Isso mostrou de maneira contundente o quanto o controle é uma enorme ilusão na vida. Eu resisti e lutei, mas fui me acomodando, pois aprendi há muito tempo que as coisas acontecem em nossa vida para o nosso melhoramento e crescimento. Meu maior medo era perder a minha família.
Cida Vasconcelos
Fe, por sua vez, conta que se descobriu transgênera "ao observar que tinha uma visão de mundo que a cis-heteronormatividade não concebe, no máximo aceita".
Não me encaixo na visão que se tem de um homem, e isso era muito angustiante. Vejo minha realidade a partir de princípios que entendo pertinentes ao feminino. Sinto e ajo em acordo com isso. Então desmontei a armadura.
Fe Maidel
A vivência profissional (Fe mudou de carreira e virou psicóloga) permitiu entender que não havia transtorno mental ligado à transição de gênero.
Vi que havia espaço para alguém como eu no mundo. Consigo me ver em cada momento da minha vida sendo eu, como me vejo/entendo hoje. Mas não havia espaço... nossa sociedade ainda repele o que não está codificado e normalizado.
Fe Maidel
Uma família
Foi a filha do casal, uma menina hoje com 15 anos (adotada aos 3 anos), quem ajudou a compreender melhor todas as transformações.
"Nossa filha é muito especial. Ela nos ajuda a viver melhor neste mundo, pois sempre compreendeu isso e tivemos com ela uma relação muito sincera, baseada em esclarecimento, diálogo e ela sempre soube que, acima de tudo, somos seus pais", diz Cida.

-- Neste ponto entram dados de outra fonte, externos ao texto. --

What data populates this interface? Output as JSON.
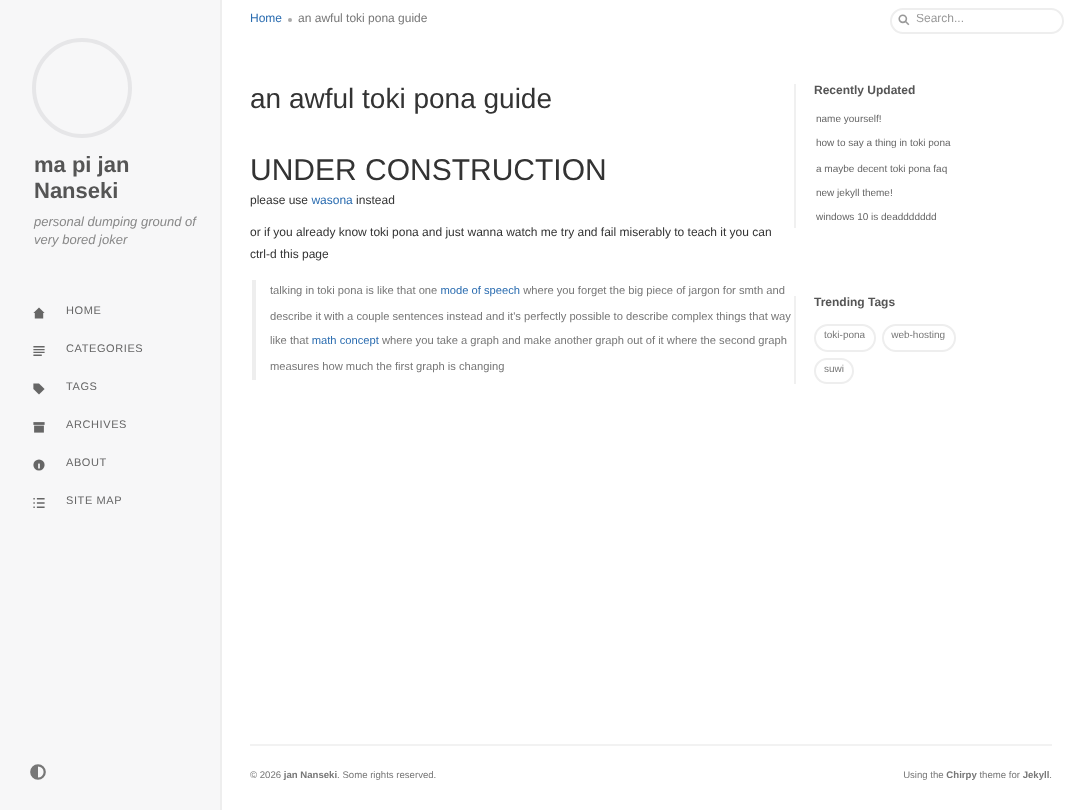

Ela é parte deste processo e se orgulha do pai, chama a Fe de pai e isso é tranquilo para todos nós. Ela faz parte de uma geração que lida com estas mudanças e diversidade de uma forma mais natural e tranquila.
Cida Vasconcelos
E, em meio a tantas mudanças, Fe também descobriu-se lésbica, pelo amor que sente por Cida. Um amor tão forte que a fez tatuar uma fotografia do dia do casamento, em sua pele, como lembrança querida de um passado que deu suporte para enfrentar o futuro.
Fe, inclusive, não tem questões em divulgar imagens do casal antes da transição e nem em mencionar seu nome antigo.
Fe e Cida seguem juntas —com diálogo aberto para a possibilidade de encontrarem a felicidade com outras parcerias, caso o desejo surja.
Fizemos terapia, usamos a espiritualidade como sustentação, mas sempre buscamos ser família, cuidando das coisas ao nosso redor, juntas. Foi e ainda é muitas vezes difícil para mim, mas estamos em processo de reconstrução de nós mesmas. Não somos mais um casal, mas somos família e nos apoiamos e cuidamos da nossa filha e uma da outra.
Cida Vasconcelos
O sentimento mudou com a transição de Fe, diz Cida. "Hoje o que nos mantém perto uma da outra é o cuidado que temos."
Fe formou-se em psicologia e atua como terapeuta, e Cida é profissional de marketing. Ambas afirmam estar reaprendendo formas de se reestruturar como mulheres seguras e realizadas social e emocionalmente.
Transicionar não é desbundar, é cuidar de si e de quem está com você, seja casamento, família, amigos. Todo mundo se mobiliza.